For our struggle is not against flesh and blood, but against the rulers, against the powers, against the world forces of this darkness, against the spiritual forces of this wickenss in the heavenly places (atmosphere).”  ~ Eph 6:12

Halloween makes all that seem silly and ridiculous. Satan is reduced to an absurd figure with horns, a forked tail and red skin, who roams about in a red cape with a pitchfork. Witches run about with long noses and pointed black hats. Everyone laughs and has fun. Kids get candy.

It reminds me of the post I did on Hopi religious ceremonies for the kids, where every time the kachina shows up, the kids get the equivalent of candy. Thus they come to associate the kachina with gifts and good things and pleasure. So Halloween, I think, moves kids to associate demons and dark forces and witches and vampires and even death as not real, and also, as fun, as something pleasant and tasty.

And there’s just something off about that. When I think about us as believers in Christ being royal priests, being in union with the God of the universe, children of God, beneficiaries of His grace and created to be the means by which God would solve a great battle waged against him by evil angelic beings… it doesn’t seem right to engage in a holiday that seems deliberately crafted to meld the real with the make believe, and wrap it all in the guaze of fun and togetherness and the Pavlovian reward of … candy!

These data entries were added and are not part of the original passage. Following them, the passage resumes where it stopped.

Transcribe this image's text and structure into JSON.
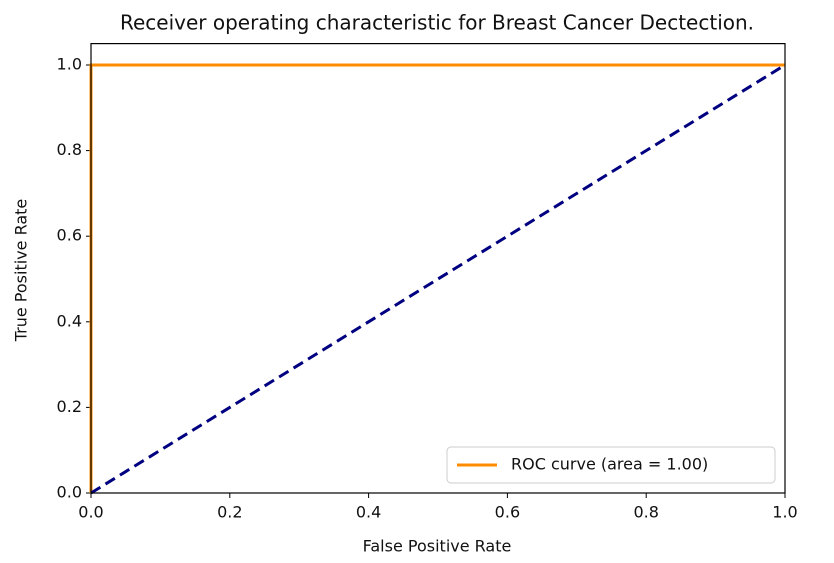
{
  "chart_data": {
    "type": "line",
    "title": "Receiver operating characteristic for Breast Cancer Dectection.",
    "xlabel": "False Positive Rate",
    "ylabel": "True Positive Rate",
    "series": [
      {
        "name": "ROC curve (area = 1.00)",
        "color": "#ff8c00",
        "linestyle": "solid",
        "x": [
          0,
          0,
          1
        ],
        "values": [
          0,
          1,
          1
        ]
      },
      {
        "color": "#000080",
        "linestyle": "dashed",
        "x": [
          0,
          1
        ],
        "values": [
          0,
          1
        ]
      }
    ],
    "xlim": [
      0,
      1
    ],
    "ylim": [
      0,
      1.05
    ],
    "xticks": [
      {
        "value": 0,
        "label": "0.0"
      },
      {
        "value": 0.2,
        "label": "0.2"
      },
      {
        "value": 0.4,
        "label": "0.4"
      },
      {
        "value": 0.6,
        "label": "0.6"
      },
      {
        "value": 0.8,
        "label": "0.8"
      },
      {
        "value": 1,
        "label": "1.0"
      }
    ],
    "yticks": [
      {
        "value": 0,
        "label": "0.0"
      },
      {
        "value": 0.2,
        "label": "0.2"
      },
      {
        "value": 0.4,
        "label": "0.4"
      },
      {
        "value": 0.6,
        "label": "0.6"
      },
      {
        "value": 0.8,
        "label": "0.8"
      },
      {
        "value": 1,
        "label": "1.0"
      }
    ],
    "grid": false,
    "legend": "lower right"
  }
}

Not that I’m going to go on any anti-Halloween crusade. I just don’t like it. But I think I may have some legitmate reasons for feeling as I do.

UPDATE: While dinking around on the internet after posting this, I came across this blog from a former Wiccan, now Christian who wrote a series on the origins of Halloween in Samhain, a Celtic religious end of harvest festival. Very interesting. You can read Part 1 HERE.  There are three parts and they’re all quite interesting, especially where she points out the counterfeits with Christianity.

1 thought on “Halloween

  1. alexandra

    Great post! It’s true that Halloween celebrates darkness and monsters and demons as a joke, and most Christians I know do not take it seriously. They involve themselves in celebrating the day or some even come up with substitutes when they finally feel they cannot celebrate Halloween anymore. I think the day for celebrating darkness and fear should be ignored altogether by us Christians. Christians do not question these things of the world often enough, so thank you for being the Christian that does.